We've hopped on the AspNetCore train a few weeks ago and its been a blast ever since. Just having working Swagger API documentation generation OOTB has been worth it for us.

It has the perfect storm of REST API & SPA web app hosting framework features in my mind:

- Annotation and convention based controllers. Binding of headers, body, and query params is so damn easy now.

- Annotation-based Swagger API documentation. It just works if you follow the directions. No need to define metadata classes or any other nonsense. Response types, content types, headers, required properties, etc - its all annotations and its all easy.

- Much better hosting of static content. We love how easy it is to build out a RiotJS SPA web app and backing RESTful JSON API service in one quick stack.

- Flexibility with HTTP hosting: HttpSys, IIS, Kestrel, Roll Your Own, etc.

- Pipeline and extension items are very easy to write now. We actually found it easier and faster to just hand-roll our token authentication pipeline item than to configure an existing provider.

- DI is some intersection of magical and simple. Microsoft's built-in DI provider kicks ass.

- Leverages open-source libraries where obviously appropriate by default. E.g. Newtonsoft.Json as it's the best JSON serializer ever written for .NET (or any language for that matter IMO).

- Can host on Windows directly through full 4.6.x framework for access to DirectoryServices and Drawing or host on top of dot net core for cross platform (sacrificing windows-specific capabilities).

- Windows service hosting features built-in (used to have to resort to TopShelf).

I had to hack in a few things that we liked from the Nancy project (e.g. automatic URLACL setup for HttpSys hosting), but these were very minor QOL items.

I think that every .NET/C# shop should take a VERY HARD look at this stack for any new development.

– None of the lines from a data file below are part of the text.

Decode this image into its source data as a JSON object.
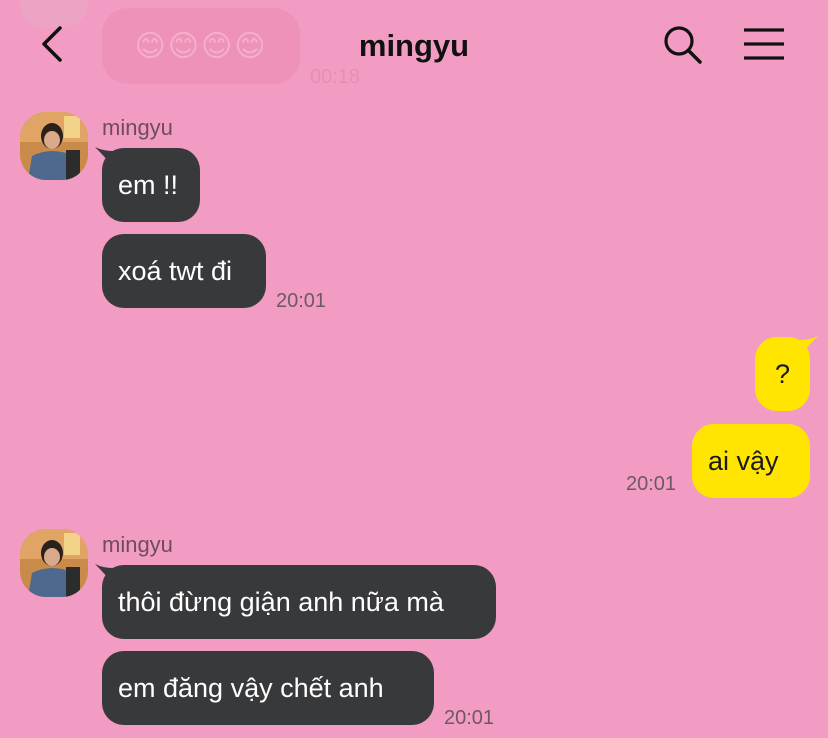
{
  "header": {
    "title": "mingyu"
  },
  "faded": {
    "emoji": "😊😊😊😊",
    "time": "00:18"
  },
  "messages": {
    "group1": {
      "sender": "mingyu",
      "bubble1": "em !!",
      "bubble2": "xoá twt đi",
      "time": "20:01"
    },
    "outgoing": {
      "bubble1": "?",
      "bubble2": "ai vậy",
      "time": "20:01"
    },
    "group2": {
      "sender": "mingyu",
      "bubble1": "thôi đừng giận anh nữa mà",
      "bubble2": "em đăng vậy chết anh",
      "time": "20:01"
    }
  },
  "colors": {
    "background": "#f39cc3",
    "incoming_bubble": "#38393b",
    "outgoing_bubble": "#ffe500"
  },
  "icons": {
    "back": "chevron-left-icon",
    "search": "search-icon",
    "menu": "hamburger-menu-icon"
  }
}
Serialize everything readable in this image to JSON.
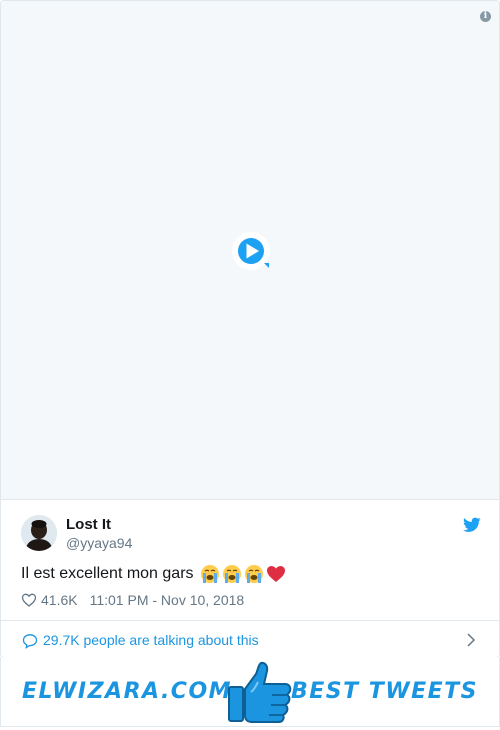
{
  "tweet": {
    "display_name": "Lost It",
    "screen_name": "@yyaya94",
    "text": "Il est excellent mon gars",
    "emojis": [
      "loudly-crying-face",
      "loudly-crying-face",
      "loudly-crying-face",
      "red-heart"
    ],
    "likes": "41.6K",
    "timestamp": "11:01 PM - Nov 10, 2018",
    "talking": "29.7K people are talking about this"
  },
  "banner": {
    "left_text": "ELWIZARA.COM",
    "right_text": "BEST TWEETS"
  },
  "icons": {
    "info": "info-icon",
    "play": "play-icon",
    "bird": "twitter-bird-icon",
    "heart": "heart-outline-icon",
    "comment": "comment-bubble-icon",
    "chevron": "chevron-right-icon",
    "thumb": "thumbs-up-icon"
  },
  "colors": {
    "accent": "#1b95e0",
    "muted": "#657786",
    "text": "#14171a",
    "border": "#e1e8ed",
    "media_bg": "#f5f8fa"
  }
}
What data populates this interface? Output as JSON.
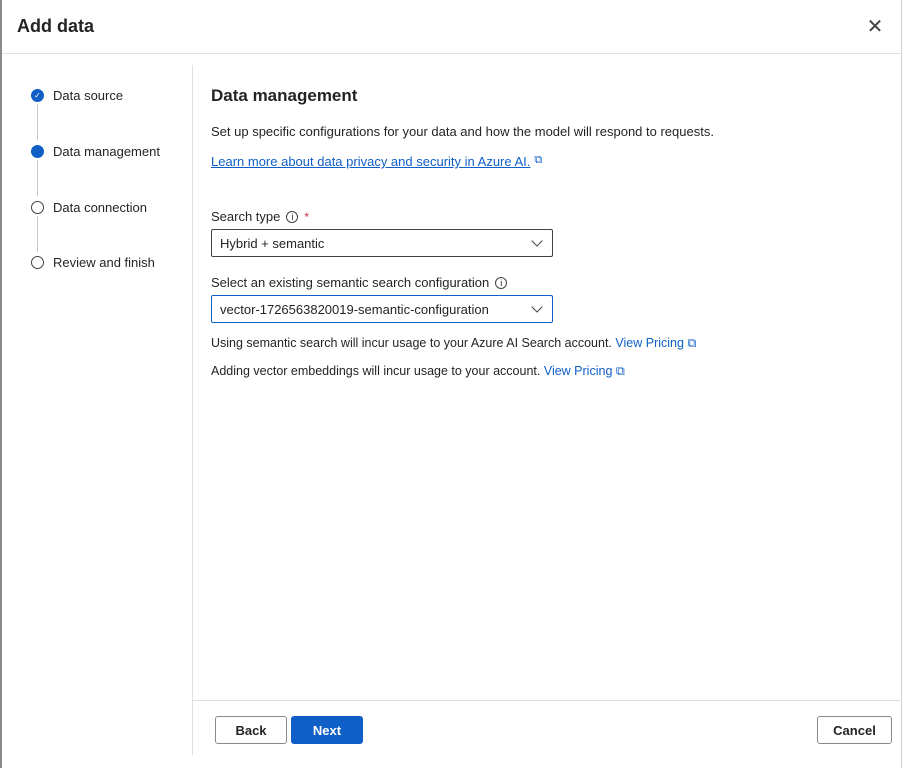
{
  "dialog": {
    "title": "Add data",
    "close_icon": "close-icon"
  },
  "steps": [
    {
      "label": "Data source",
      "state": "completed"
    },
    {
      "label": "Data management",
      "state": "current"
    },
    {
      "label": "Data connection",
      "state": "pending"
    },
    {
      "label": "Review and finish",
      "state": "pending"
    }
  ],
  "main": {
    "heading": "Data management",
    "description": "Set up specific configurations for your data and how the model will respond to requests.",
    "learn_link": "Learn more about data privacy and security in Azure AI.",
    "search_type": {
      "label": "Search type",
      "required": "*",
      "value": "Hybrid + semantic"
    },
    "semantic_config": {
      "label": "Select an existing semantic search configuration",
      "value": "vector-1726563820019-semantic-configuration"
    },
    "notes": [
      {
        "text": "Using semantic search will incur usage to your Azure AI Search account.",
        "link": "View Pricing"
      },
      {
        "text": "Adding vector embeddings will incur usage to your account.",
        "link": "View Pricing"
      }
    ]
  },
  "footer": {
    "back": "Back",
    "next": "Next",
    "cancel": "Cancel"
  },
  "colors": {
    "accent": "#0f5fc7",
    "required": "#c4314b"
  }
}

Keep in mind that even though cross platform is marketed as a large part of this, you can reap 100% of the benefits on full 4.6 framework if you still need to operate in that domain.

Sounds like stuff we have had on the JVM (without MS lock in) since ages ago http://www.dropwizard.io/1.2.0/docs/getting-started.html And if you want terser code https://kotlinlang.org
It's a very nicely integrated stack though, and there's no MS lock-in anymore: it's all open-source, you can use VSCode or 3rd-party IDEs to code, and you can run it on Linux.
I develop in both. Used to like .Net better before Kotlin. Kotlin came in and converted me to Java.

But now, I'm a .net core junkie. The build tools, VS Code, C# itself. I just find it has the perfect mix of features for speedy development.

I don't dislike coding in java ever since kotlin, but even with IDEA I just prefer the .net core ecosystem overall.

I'm a long-time Java programmer, but I have to admit that .NET Core development is fun.

I like it best on RHEL, or better yet on OpenShift for instant Kubernetes goodness.

The Java guys better up their game, pronto. .NET Core 2.0 is capable, miles ahead of 1.0. If 3.0 jumps that much, it'll be a compelling platform.

The .net core platform is miles better than the old .net platform, so for everyone used to the old one, that's a major improvement. But it's still not good enough platform compared to many others and not interesting enough in others cases like compared to elixir.